Na avenida Paulista, em dezembro de 2019, a taxa de vacância para imóveis corporativos era de 10,7%. No eixo Jardins-Faria Lima, no mesmo período, esse índice era de 6%. A Paulista perdeu um pouco de ocupação, vendo sua taxa de vacância subir para 14,4% no início de 2021 e, depois, para 17% no fim do ano passado. O eixo Jardins-Faria Lima começou o ano de 2021 com cerca de 12% de vacância, e teve alguma recuperação, com 9% no fim do ano, já próximo a níveis pré-pandemia.
Segundo especialistas ouvidos pela Folha, a fuga de clientes foi causada pela transformação das relações de trabalho, com o incentivo ao home office, e pelas medidas de isolamento social. Mas também por causa do ônus de um modelo de contrato que prevê longos prazos de locação no caso do setor imobiliário corporativo que, como lembra Baptista, "exige maior segurança e garantias por causa dos preços".
Houve, em todo o período de pandemia, um esforço por parte dos proprietários para flexibilizar esses contratos, que neste setor são caracterizados por períodos mais extensos do que os 30 meses comuns no setor residencial, podendo chegar até a dez anos. E, mesmo assim, a ocupação caiu.

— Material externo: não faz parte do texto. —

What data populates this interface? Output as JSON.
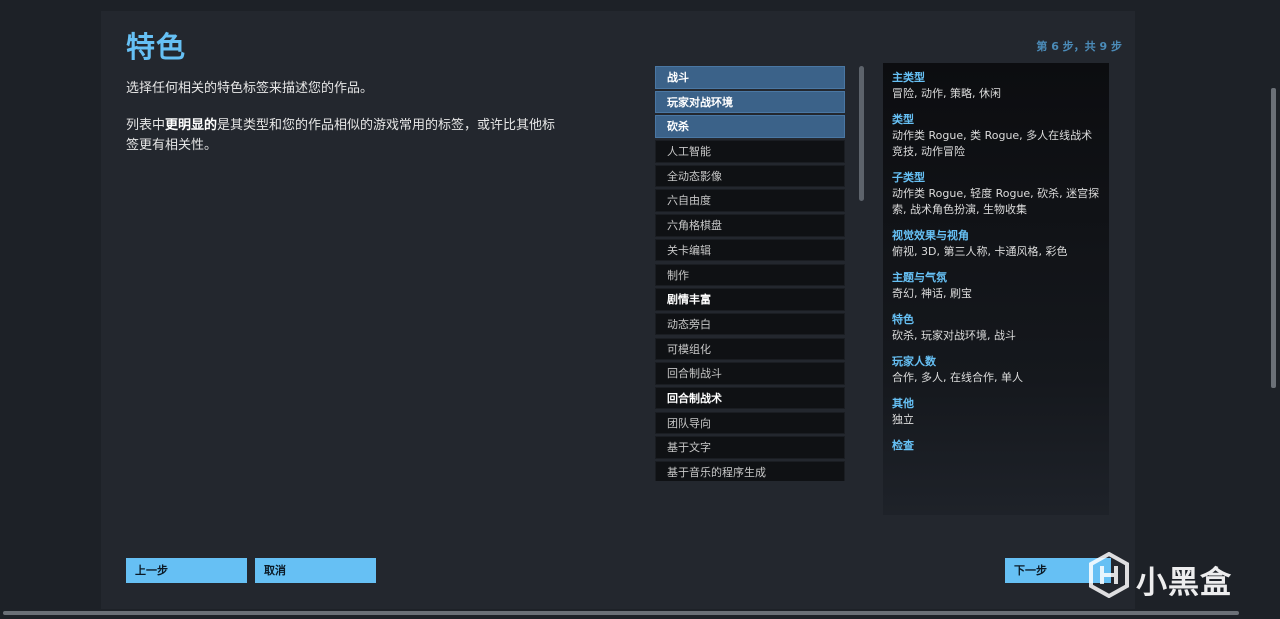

Em fevereiro, o Senado aprovou projeto de lei que permite que 2/3 dos condôminos de um prédio possam ser suficientes para decidir sobre mudança do perfil do edifício. Seria uma solução para esse entrave. O setor defende poder transformar prédios totalmente corporativos em misto. O PL vai para a Câmara dos Deputados e, se aprovado, precisa ser sancionado pela Presidência.
Embora seja uma medida voltada para a transformação de regiões centrais de metrópoles como São Paulo, Rio de Janeiro, Belo Horizonte e Porto Alegre, que ainda passam por problemas de esvaziamento principalmente durante a noite por causa da ausência de unidades residenciais, essa mesma medida pode representar uma forma de renovar o urbanismo praticado na Vila Olímpia e na região da Berrini.
"Hoje, basta o proprietário de um condomínio para barrar um projeto de retrofit do edifício, e muitas vezes até mesmo esse proprietário está a favor do projeto porém tem uma pendência de inventário", diz Victor Carvalho Pinto, consultor jurídico do Senado para questões urbanísticas.